Does David Spade give celebs a heads-up before teasing them?
By: Carrie, New Orleans
A.B. Replies: Let's just put on our Imagineer's caps for a second and think this through.
[Ring, ring.]
"Hi, Fergie? It's David Spade...No, Spade."
Fergie: "Who? You sound like a mosquito. Like, mosquitoes can talk now--righteous. I should so write a song about that. Hold on. Lemme wake up my producer."
Spade: "Hey, okay, so, listen, I--"
Fergie [to someone in the background]: "Polow, get up. Like, find me a raunchy beat that goes good with a mosquito."
[Another voice in the background]: "Wha'? Why you wakin' Polow the Don?"
Spade: "Fergie? You there? So, I was going to make this joke on my show today about how your nether regions are a portal to hell, and I was just calling to let...hello?"
If comedians did this every time they slammed Paris Hilton, Lindsay Lohan or Madonna, they would spend all their time on the phone and the jokes would never be aired. So, the answer is, in most cases, no.
An official denial from Camp Spade: "I checked with our executives on The Showbiz Show with David Spade," a Comedy Central contact tells this B!tch, "and they said David doesn't give the celebs a heads-up about the jokes and that everyone is fair game."
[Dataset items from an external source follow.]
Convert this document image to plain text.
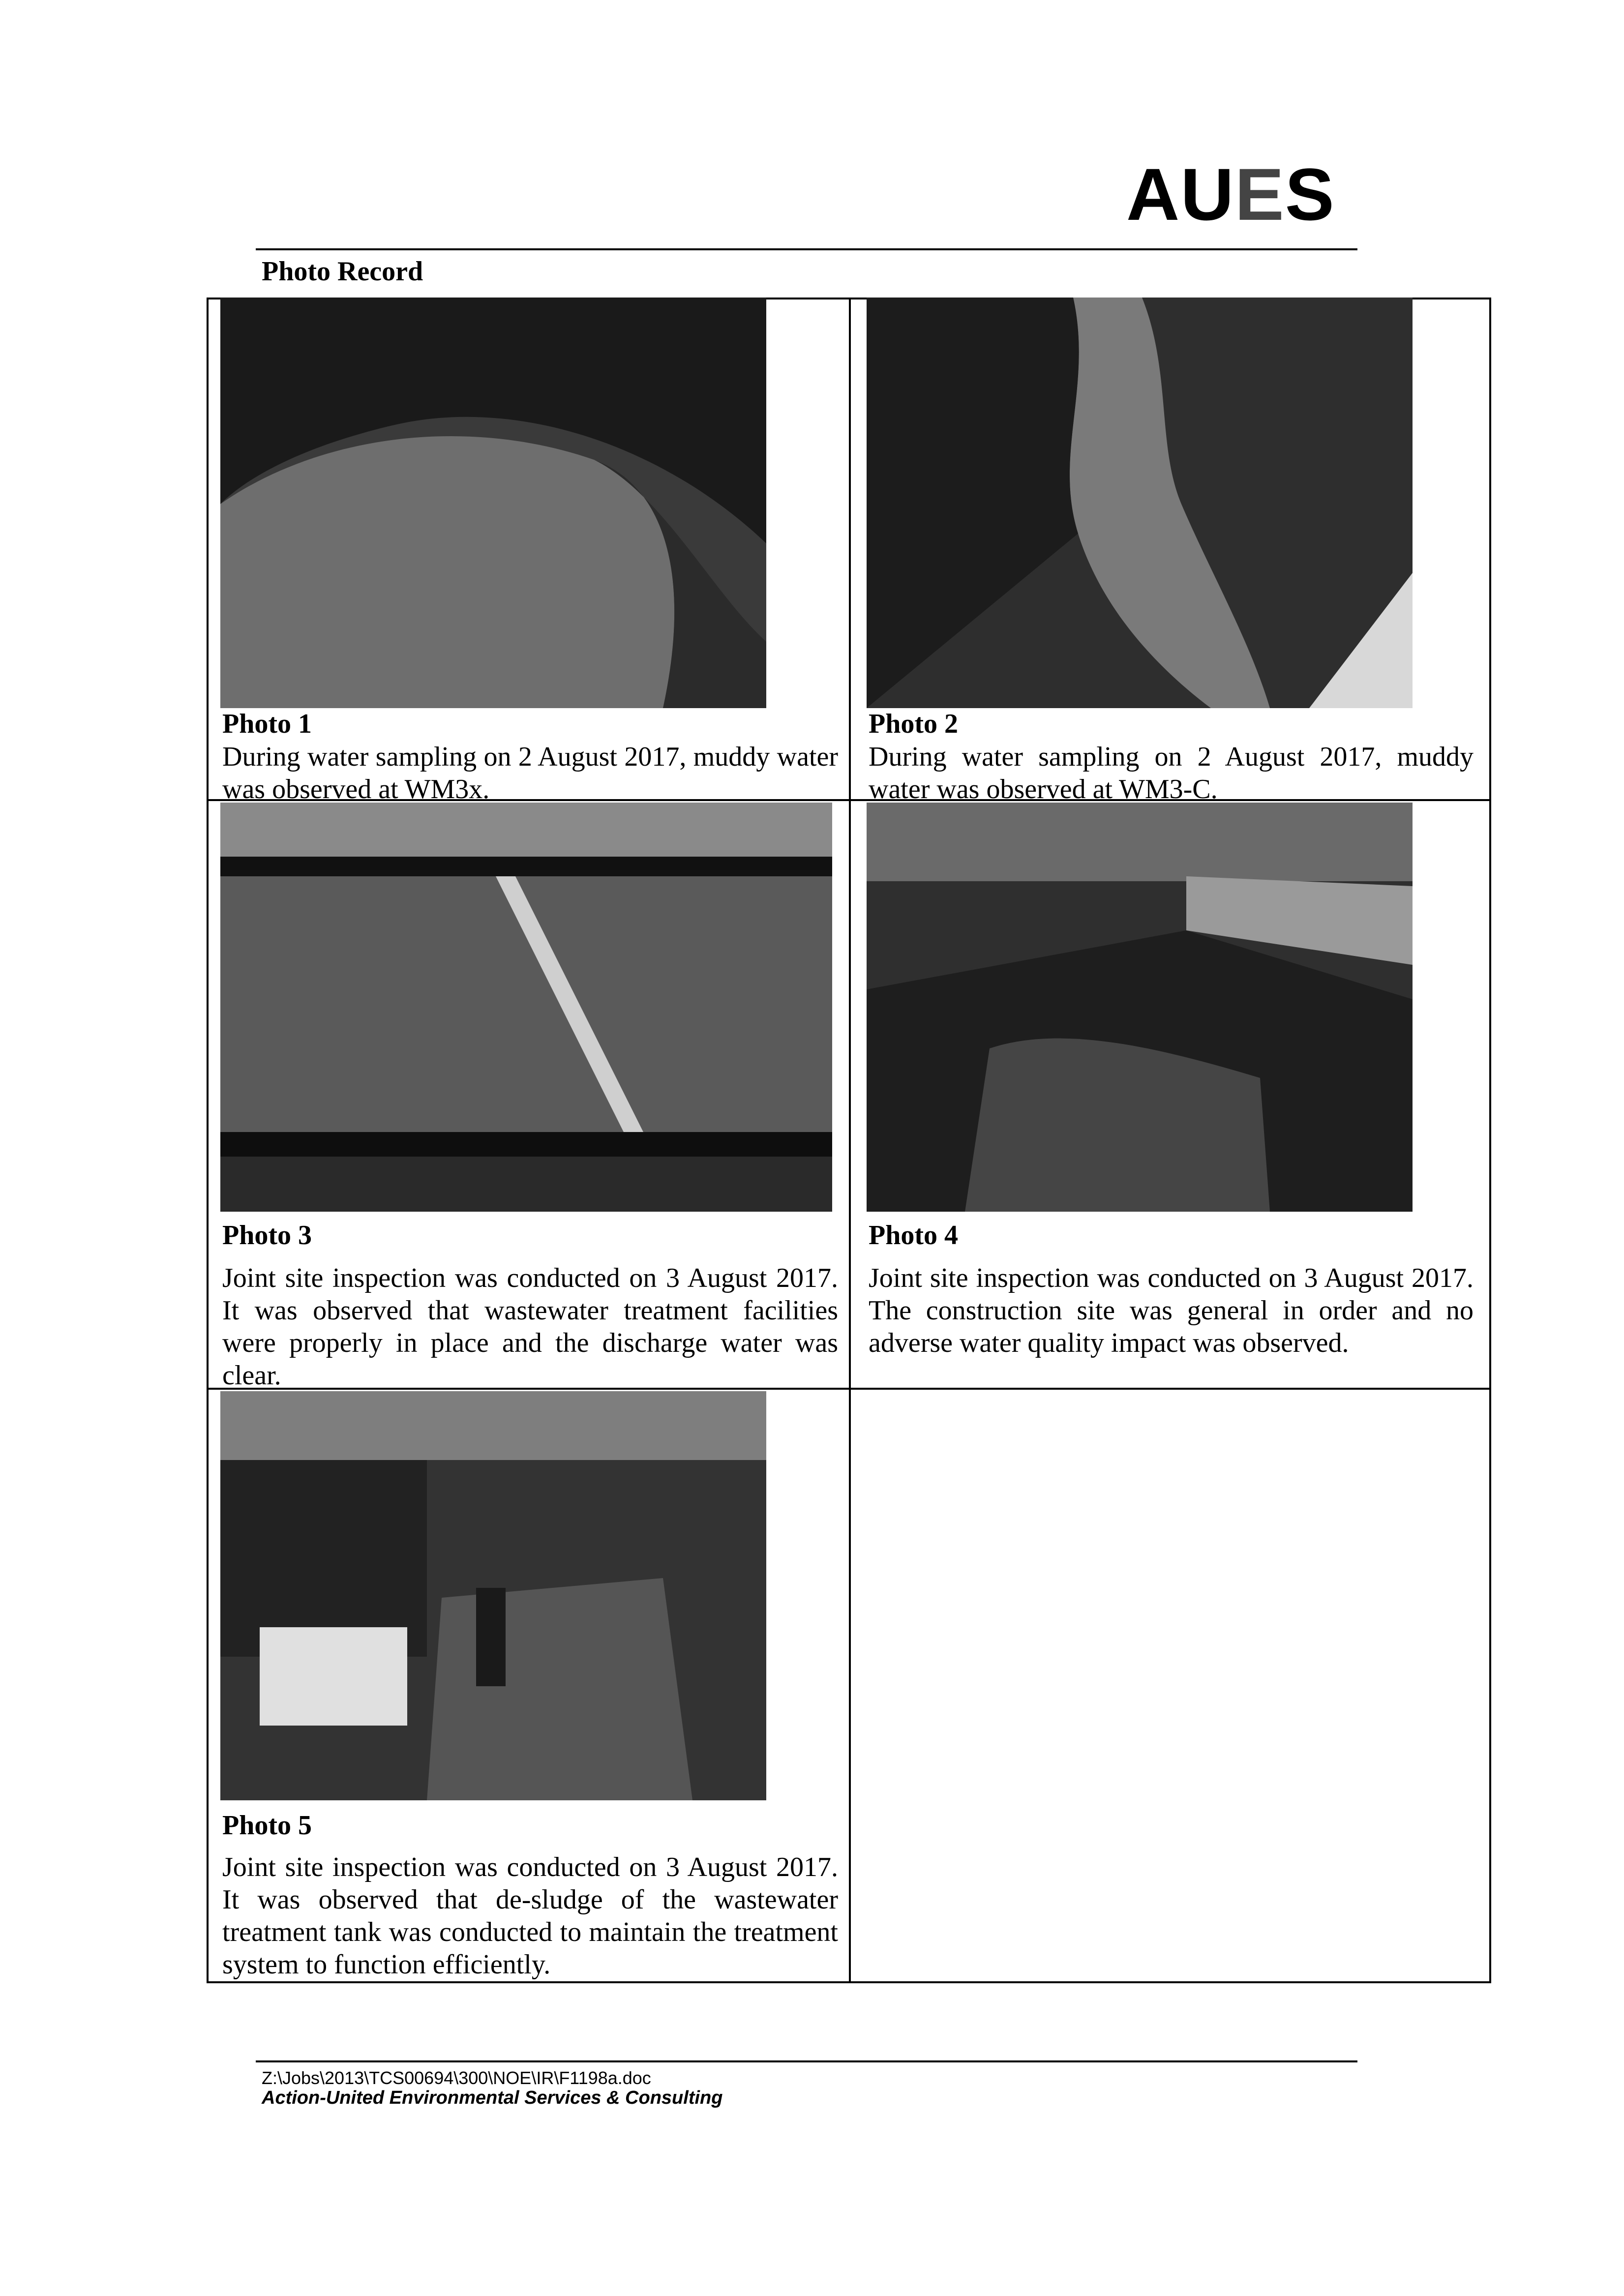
AUES
Photo Record
Photo 1
During water sampling on 2 August 2017, muddy water was observed at WM3x.
Photo 2
During water sampling on 2 August 2017, muddy water was observed at WM3-C.
Photo 3
Joint site inspection was conducted on 3 August 2017. It was observed that wastewater treatment facilities were properly in place and the discharge water was clear.
Photo 4
Joint site inspection was conducted on 3 August 2017. The construction site was general in order and no adverse water quality impact was observed.
Photo 5
Joint site inspection was conducted on 3 August 2017. It was observed that de-sludge of the wastewater treatment tank was conducted to maintain the treatment system to function efficiently.
Z:\Jobs\2013\TCS00694\300\NOE\IR\F1198a.doc
Action-United Environmental Services & Consulting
This B!tch also reached out to Bravo, home of Kathy Griffin's My Life on the D-List. And--what ho!--the comic herself reached right back, saying she'll be mean, but not if the target's in the house. "My policy is, never talk about anyone who is in the audience, because I never would want them to feel bad," she said. "I was raised to talk about people behind their backs. It's called manners. But yes, I'm scared of Oprah. Have you met her? She's f--king scary."
Beyond that, Griffin often talks about what happens when she runs into the stars she has skewered and how those encounters can be awkward. That wouldn't make a heaping ton of sense if she had given the stars a heads-up before the aforementioned kebabing. Additionally, it's probably a little tougher to get "banned from The View"--Griffin's own words--if you've cleared your "beard" jokes with Star Jones Reynolds beforehand.
In fact, it seems even people who work together on the same show may not get a heads-up about potentially offensive material. Especially if that show is by Matt Stone and Trey Parker and it involves animated cutouts of pumpkin-headed children. Before he decided to quit South Park over its much ballyhooed Tom Cruise-Scientology episode, Isaac Hayes ("Chef") did a CNN interview in which he seemed pretty clueless about the details.
Hayes told Showbiz Tonight, he "didn't see" the "Trapped in the Closet" episode but "was told about it." Presumably, Hayes was not "told" about the episode in detail or he would not have added, "But they lampoon everybody. And if you believe them, you got a problem. Have you ever heard of the Emancipation Proclamation?"
This B!tch can only assume that Hayes learned the details of the episode later; it's the only way to explain why he performed a flip so drastic he went from supporter to deserter practically overnight. Once details of "Trapped in the Closet" were aired by every fusty old TV columnist in America, Hayes decided he was shocked, just shocked and left the show so quickly you'd think Xenu was chasing him in a flying car.
And no, I did not call Xenu and warn him I would write that. I'll just wait for the court summons to arrive at my front door.